На следующее утро, в четверг восемнадцатого февраля, профессор отправился в университет. В одиннадцать часов у него была лекция для студентов юридического и исторического факультетов. Он вышел из своего дома на Брудерштрассе, прошел один квартал до Принцрегентенштрассе и сел в автобус. Всю дорогу его не оставляла мысль о шестом томе «Истории взлета и падения». Нужно разыскать Эриха и выяснить, где именно он нашел эти книги. Вероятно, он просто не заметил шестую, и она еще лежит там. Это не было навязчивым желанием заглянуть в будущее. Он по-прежнему не мог поверить в то, что стал обладателем книги, которая еще только будет издана после войны, но каким-то чудом уже попавшей в его руки. Просто книга постепенно обретала над ним власть, хотя он еще не отдавал себе в этом отчета.
Автобус проехал по Фондертаннштрассе и свернул направо на Людвигштрассе. Когда показался фасад Баварской государственной библиотеки, Вангер подумал, что неплохо было бы поговорить обо всем этом с его хорошим знакомым профессором Фрайзенбургом, который здесь работал. До войны тот несколько лет жил в Лондоне и в совершенстве владел английским. Но что-то подсказывало Вангеру не посвящать никого в тайну пяти темно-синих томов, спрятанных у него в кабинете среди десяти тысяч других книг, И уж тем более не говорить никому о шестом томе, в существовании которого он уже не сомневался.
В десять часов Вангер прохаживался в атриуме — большом внутреннем дворе университета, — поджидая коллегу. Трое студентов что-то обсуждали, стоя неподалеку у одной из стен, со всех сторон окружавших замкнутый квадрат двора. Больше никого не было. Неожиданно внимание профессора привлекли порхающие на ветру листки бумаги. Они падали сверху. Он поднял голову и увидел, что кто-то стоит за балюстрадой третьего этажа и бросает листки вниз по одному, с таким расчетом, чтобы они разлетались в разные стороны. Один из листков упал ему прямо под ноги.
Он поднял его и сразу понял, что держит в руках очередное послание таинственной организации. На этот раз вверху было написано: «Листок сопротивления».
«Подавленными и сломленными созерцаем мы гибель наших людей в Сталинграде. Триста тридцать тысяч немецких солдат безответственно и бессмысленно были отданы смерти… Фюрер, мы благодарим вас!..»

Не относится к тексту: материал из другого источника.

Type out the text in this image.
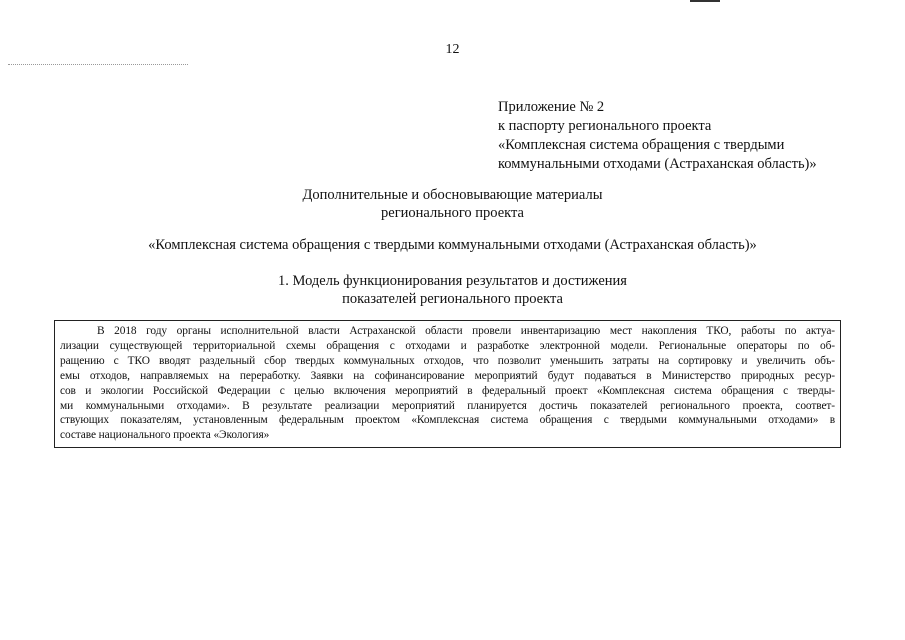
12
Приложение № 2
к паспорту регионального проекта
«Комплексная система обращения с твердыми
коммунальными отходами (Астраханская область)»
Дополнительные и обосновывающие материалы
регионального проекта
«Комплексная система обращения с твердыми коммунальными отходами (Астраханская область)»
1. Модель функционирования результатов и достижения
показателей регионального проекта
В 2018 году органы исполнительной власти Астраханской области провели инвентаризацию мест накопления ТКО, работы по актуа-
лизации существующей территориальной схемы обращения с отходами и разработке электронной модели. Региональные операторы по об-
ращению с ТКО вводят раздельный сбор твердых коммунальных отходов, что позволит уменьшить затраты на сортировку и увеличить объ-
емы отходов, направляемых на переработку. Заявки на софинансирование мероприятий будут подаваться в Министерство природных ресур-
сов и экологии Российской Федерации с целью включения мероприятий в федеральный проект «Комплексная система обращения с тверды-
ми коммунальными отходами». В результате реализации мероприятий планируется достичь показателей регионального проекта, соответ-
ствующих показателям, установленным федеральным проектом «Комплексная система обращения с твердыми коммунальными отходами» в
составе национального проекта «Экология»
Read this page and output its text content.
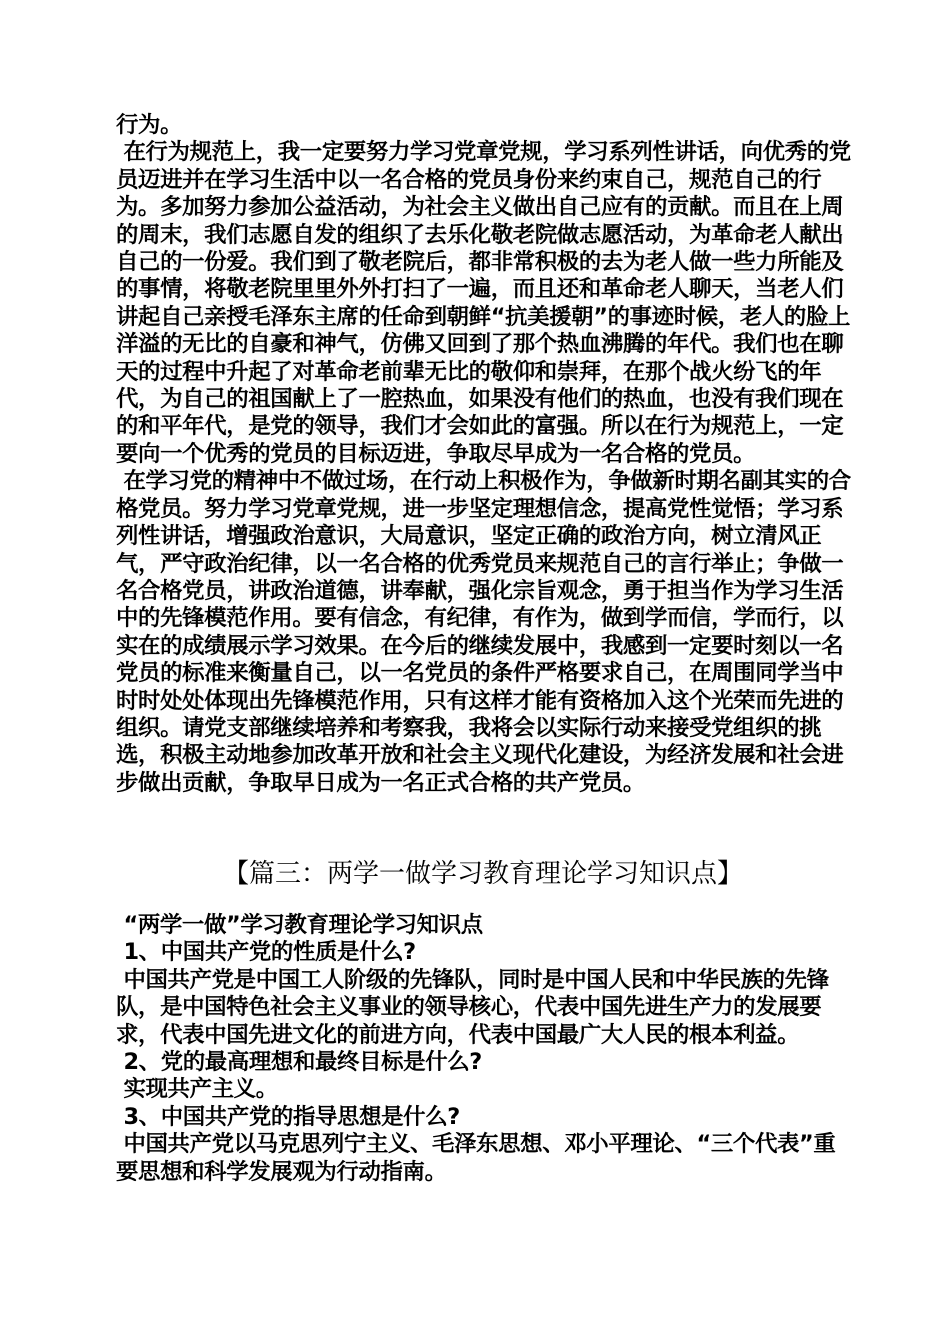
行为。

在行为规范上，我一定要努力学习党章党规，学习系列性讲话，向优秀的党员迈进并在学习生活中以一名合格的党员身份来约束自己，规范自己的行为。多加努力参加公益活动，为社会主义做出自己应有的贡献。而且在上周的周末，我们志愿自发的组织了去乐化敬老院做志愿活动，为革命老人献出自己的一份爱。我们到了敬老院后，都非常积极的去为老人做一些力所能及的事情，将敬老院里里外外打扫了一遍，而且还和革命老人聊天，当老人们讲起自己亲授毛泽东主席的任命到朝鲜“抗美援朝”的事迹时候，老人的脸上洋溢的无比的自豪和神气，仿佛又回到了那个热血沸腾的年代。我们也在聊天的过程中升起了对革命老前辈无比的敬仰和崇拜，在那个战火纷飞的年代，为自己的祖国献上了一腔热血，如果没有他们的热血，也没有我们现在的和平年代，是党的领导，我们才会如此的富强。所以在行为规范上，一定要向一个优秀的党员的目标迈进，争取尽早成为一名合格的党员。

在学习党的精神中不做过场，在行动上积极作为，争做新时期名副其实的合格党员。努力学习党章党规，进一步坚定理想信念，提高党性觉悟；学习系列性讲话，增强政治意识，大局意识，坚定正确的政治方向，树立清风正气，严守政治纪律，以一名合格的优秀党员来规范自己的言行举止；争做一名合格党员，讲政治道德，讲奉献，强化宗旨观念，勇于担当作为学习生活中的先锋模范作用。要有信念，有纪律，有作为，做到学而信，学而行，以实在的成绩展示学习效果。在今后的继续发展中，我感到一定要时刻以一名党员的标准来衡量自己，以一名党员的条件严格要求自己，在周围同学当中时时处处体现出先锋模范作用，只有这样才能有资格加入这个光荣而先进的组织。请党支部继续培养和考察我，我将会以实际行动来接受党组织的挑选，积极主动地参加改革开放和社会主义现代化建设，为经济发展和社会进步做出贡献，争取早日成为一名正式合格的共产党员。

【篇三：两学一做学习教育理论学习知识点】

“两学一做”学习教育理论学习知识点

1、中国共产党的性质是什么?

中国共产党是中国工人阶级的先锋队，同时是中国人民和中华民族的先锋队，是中国特色社会主义事业的领导核心，代表中国先进生产力的发展要求，代表中国先进文化的前进方向，代表中国最广大人民的根本利益。

2、党的最高理想和最终目标是什么?

实现共产主义。

3、中国共产党的指导思想是什么?

中国共产党以马克思列宁主义、毛泽东思想、邓小平理论、“三个代表”重要思想和科学发展观为行动指南。
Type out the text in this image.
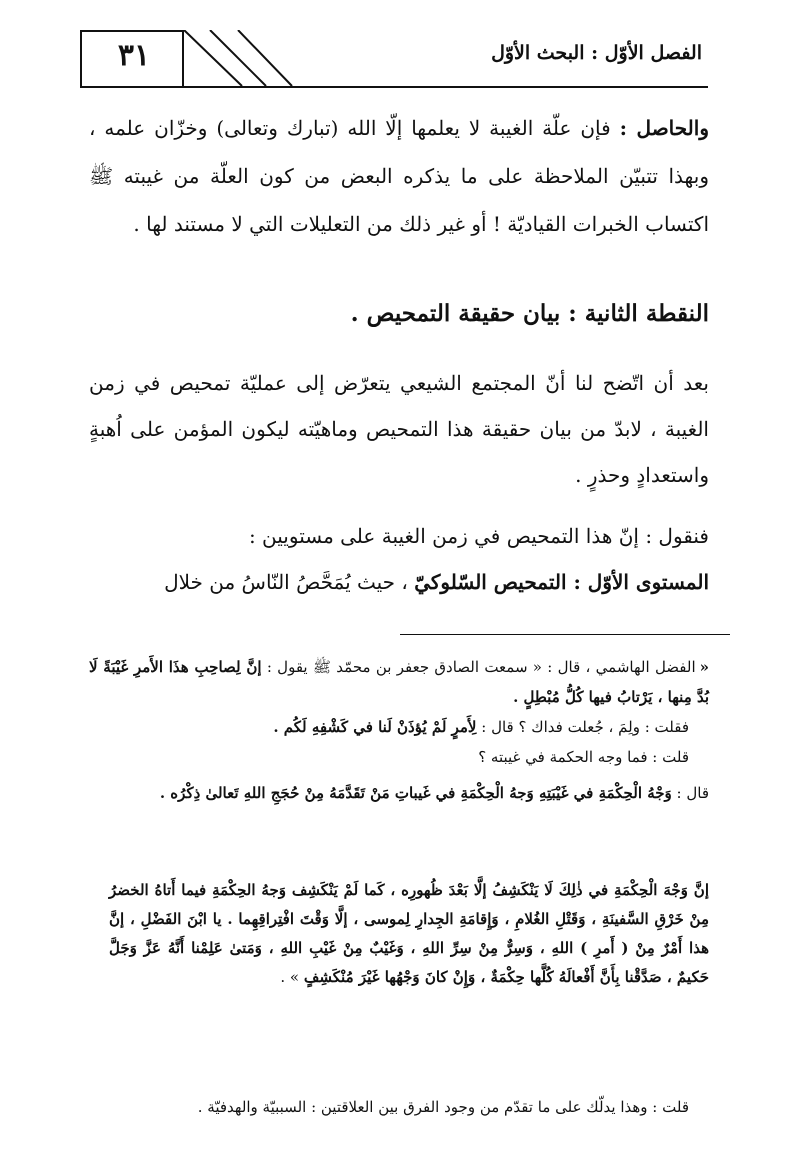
٣١	الفصل الأوّل : البحث الأوّل
والحاصل : فإن علّة الغيبة لا يعلمها إلّا الله (تبارك وتعالى) وخزّان علمه ، وبهذا تتبيّن الملاحظة على ما يذكره البعض من كون العلّة من غيبته ﷺ اكتساب الخبرات القياديّة ! أو غير ذلك من التعليلات التي لا مستند لها .
النقطة الثانية : بيان حقيقة التمحيص .
بعد أن اتّضح لنا أنّ المجتمع الشيعي يتعرّض إلى عمليّة تمحيص في زمن الغيبة ، لابدّ من بيان حقيقة هذا التمحيص وماهيّته ليكون المؤمن على اُهبةٍ واستعدادٍ وحذرٍ .
فنقول : إنّ هذا التمحيص في زمن الغيبة على مستويين :
المستوى الأوّل : التمحيص السّلوكيّ ، حيث يُمَحَّصُ النّاسُ من خلال
«الفضل الهاشمي ، قال : « سمعت الصادق جعفر بن محمّد ﷺ يقول : إنَّ لِصاحِبِ هذَا الأَمرِ غَيْبَةً لَا بُدَّ مِنها ، يَرْتابُ فيها كُلُّ مُبْطِلٍ .
فقلت : ولِمَ ، جُعلت فداك ؟ قال : لِأَمرٍ لَمْ يُؤذَنْ لَنا في كَشْفِهِ لَكُم .
قلت : فما وجه الحكمة في غيبته ؟
قال : وَجْهُ الْحِكْمَةِ في غَيْبَتِهِ وَجهُ الْحِكْمَةِ في غَيباتِ مَنْ تَقَدَّمَهُ مِنْ حُجَجِ اللهِ تَعالىٰ ذِكْرُه .
إنَّ وَجْهَ الْحِكْمَةِ في ذٰلِكَ لَا يَنْكَشِفُ إلَّا بَعْدَ ظُهورِه ، كَما لَمْ يَنْكَشِف وَجهُ الحِكْمَةِ فيما أَتاهُ الخضرُ مِنْ خَرْقِ السَّفينَةِ ، وَقَتْلِ الغُلامِ ، وَإِقامَةِ الجِدارِ لِموسى ، إلَّا وَقْتَ افْتِراقِهِما . يا ابْنَ الفَضْلِ ، إنَّ هذا أَمْرٌ مِنْ ( أَمرِ ) اللهِ ، وَسِرٌّ مِنْ سِرِّ اللهِ ، وَغَيْبٌ مِنْ غَيْبِ اللهِ ، وَمَتىٰ عَلِمْنا أَنَّهُ عَزَّ وَجَلَّ حَكيمٌ ، صَدَّقْنا بِأَنَّ أَفْعالَهُ كُلَّها حِكْمَةٌ ، وَإِنْ كانَ وَجْهُها غَيْرَ مُنْكَشِفٍ » .
قلت : وهذا يدلّك على ما تقدّم من وجود الفرق بين العلاقتين : السببيّة والهدفيّة .
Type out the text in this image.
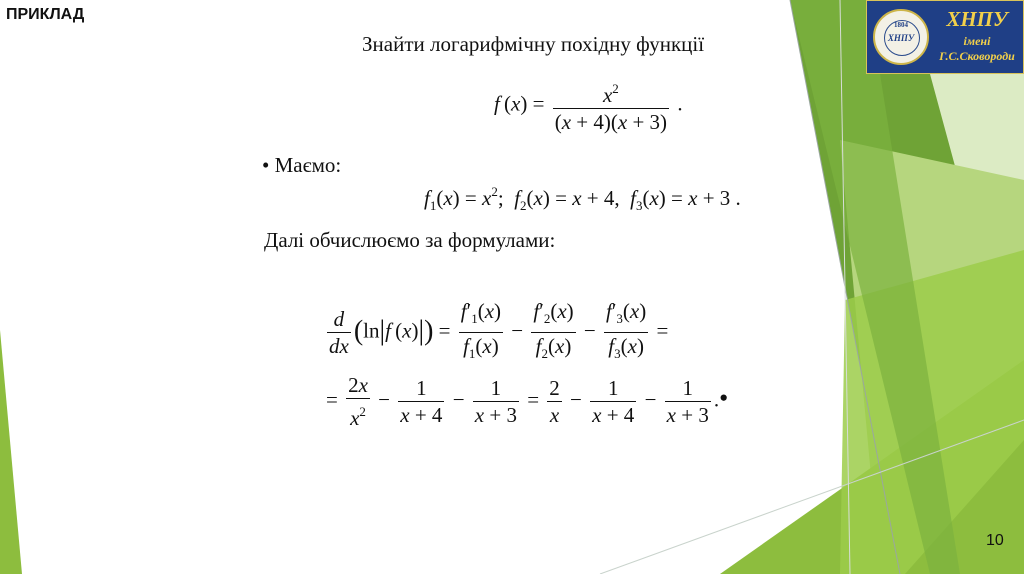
ПРИКЛАД
1804
ХНПУ
ХНПУ
імені
Г.С.Сковороди
Знайти логарифмічну похідну функції
f $(x) = \frac{x^2}{(x + 4)(x + 3)}$ .
• Маємо:
$f_1(x) = x^2$;  $f_2(x) = x + 4$,  $f_3(x) = x + 3$ .
Далі обчислюємо за формулами:
$\frac{d}{dx} (\ln|f$ $(x)|) = \frac{f'_1(x)}{f_1(x)} - \frac{f'_2(x)}{f_2(x)} - \frac{f'_3(x)}{f_3(x)}$ =
= $\frac{2x}{x^2} - \frac{1}{x + 4} - \frac{1}{x + 3} = \frac{2}{x} - \frac{1}{x + 4} - \frac{1}{x + 3}$ .•
10
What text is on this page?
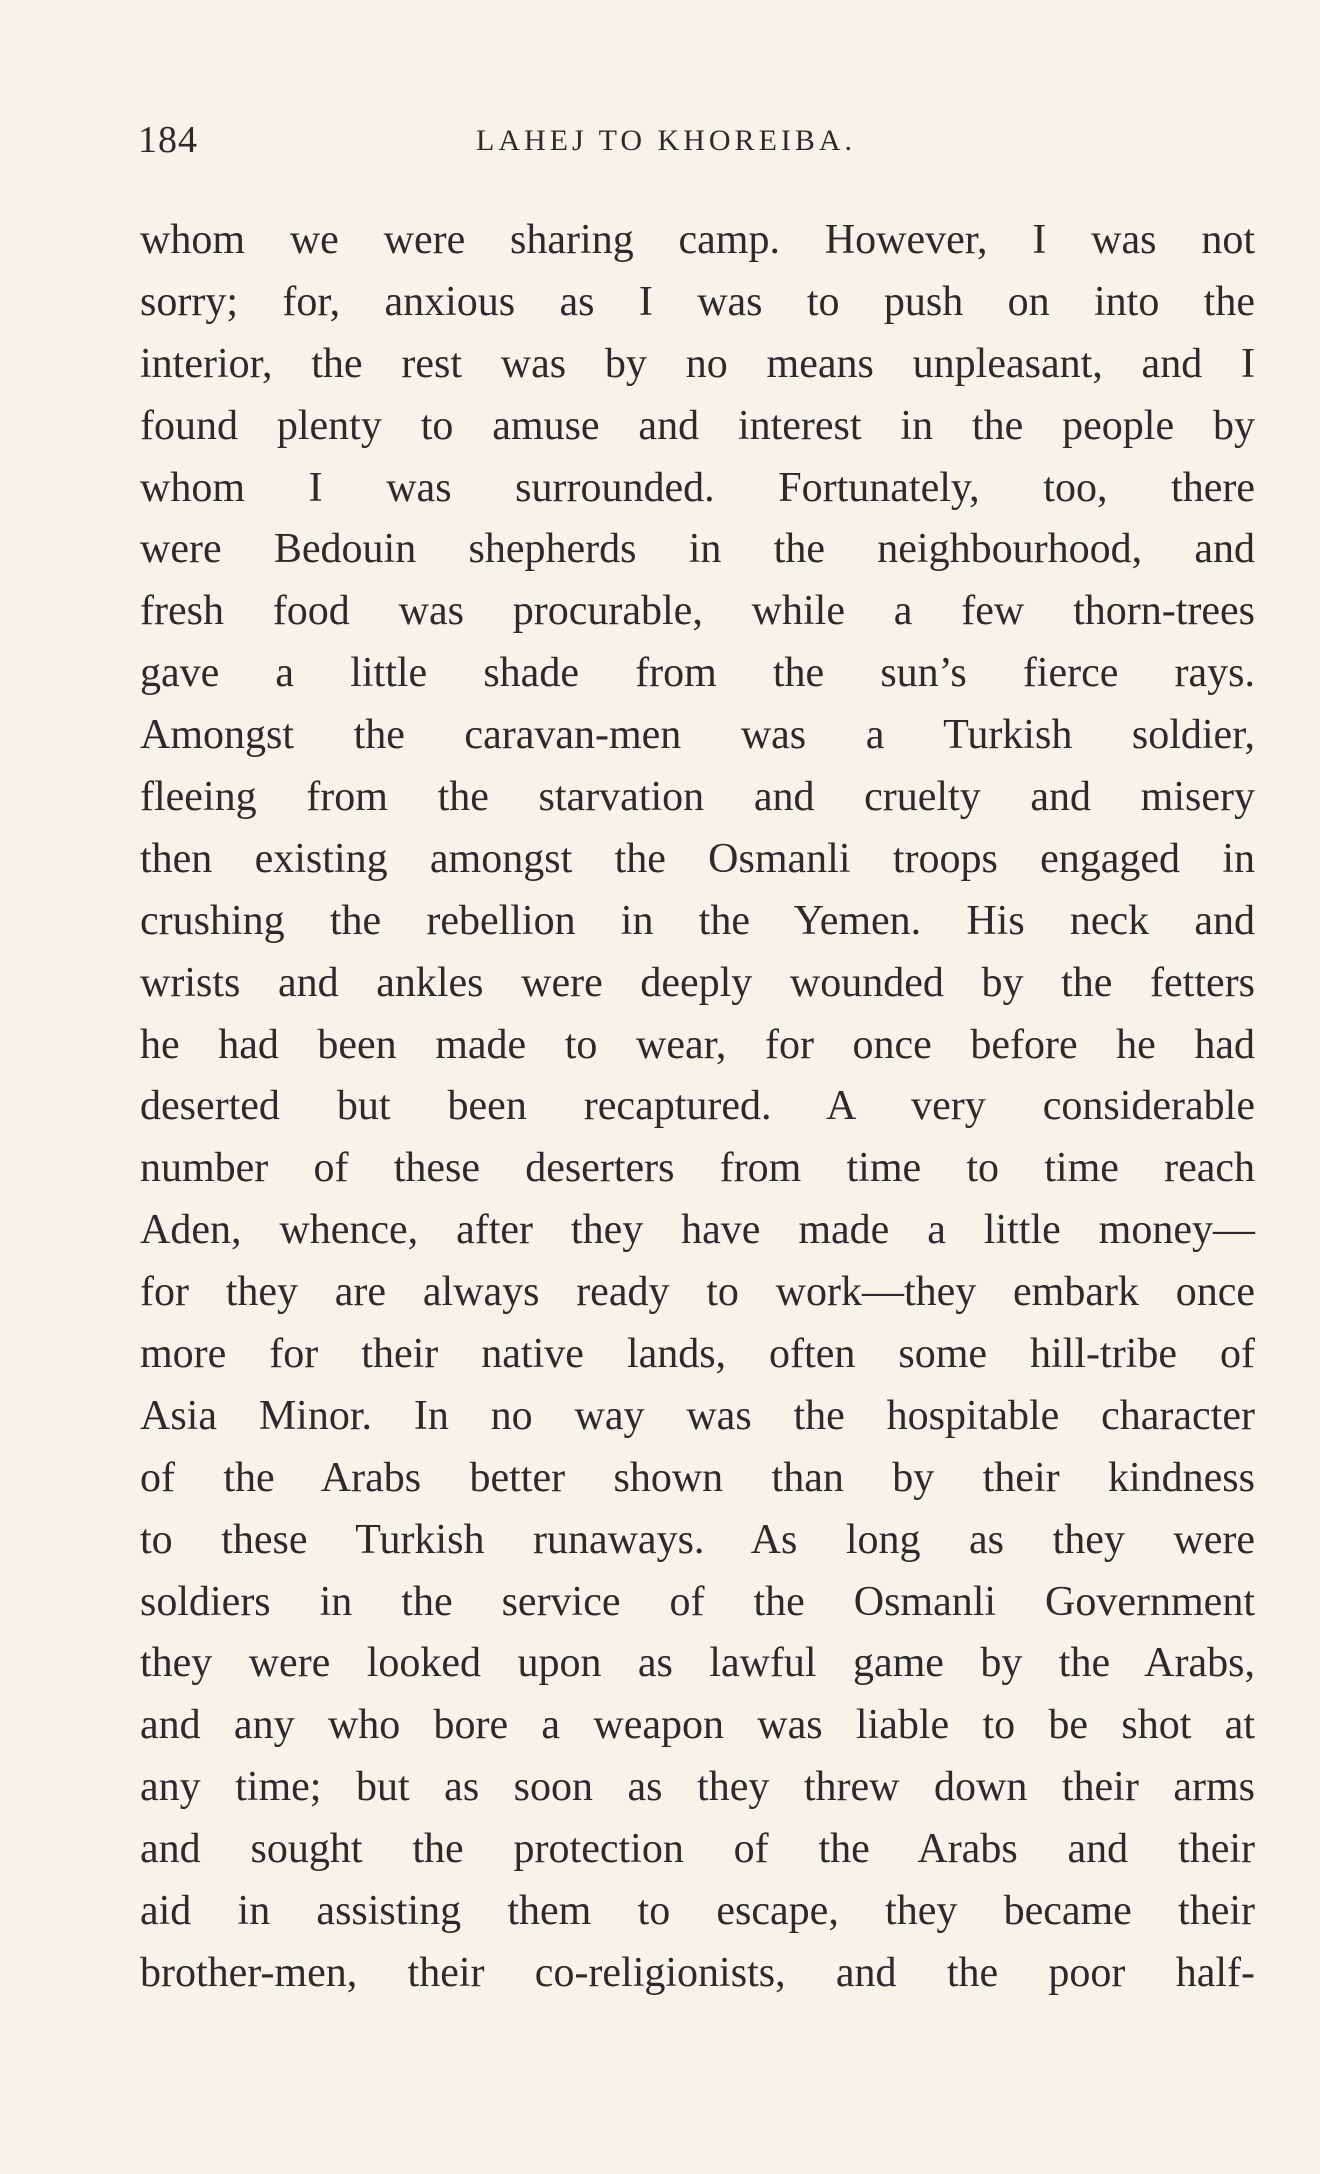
184	LAHEJ TO KHOREIBA.
whom we were sharing camp. However, I was not
sorry; for, anxious as I was to push on into the
interior, the rest was by no means unpleasant, and I
found plenty to amuse and interest in the people by
whom I was surrounded. Fortunately, too, there
were Bedouin shepherds in the neighbourhood, and
fresh food was procurable, while a few thorn-trees
gave a little shade from the sun’s fierce rays.
Amongst the caravan-men was a Turkish soldier,
fleeing from the starvation and cruelty and misery
then existing amongst the Osmanli troops engaged in
crushing the rebellion in the Yemen. His neck and
wrists and ankles were deeply wounded by the fetters
he had been made to wear, for once before he had
deserted but been recaptured. A very considerable
number of these deserters from time to time reach
Aden, whence, after they have made a little money—
for they are always ready to work—they embark once
more for their native lands, often some hill-tribe of
Asia Minor. In no way was the hospitable character
of the Arabs better shown than by their kindness
to these Turkish runaways. As long as they were
soldiers in the service of the Osmanli Government
they were looked upon as lawful game by the Arabs,
and any who bore a weapon was liable to be shot at
any time; but as soon as they threw down their arms
and sought the protection of the Arabs and their
aid in assisting them to escape, they became their
brother-men, their co-religionists, and the poor half-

Профессор снова посмотрел наверх. Последние три листка медленно опускались на землю. На балюстраде уже никого не было. «Безумцы, что они делают!» — подумал Вангер. Он огляделся и незаметно сунул прокламацию в карман пальто.
Минут через сорок, когда, раздевшись у себя в кабинете, Вангер шел на лекцию, то заметил на подоконнике еще одну листовку. Видел он их и спускаясь по лестнице — они лежали прямо на ступенях.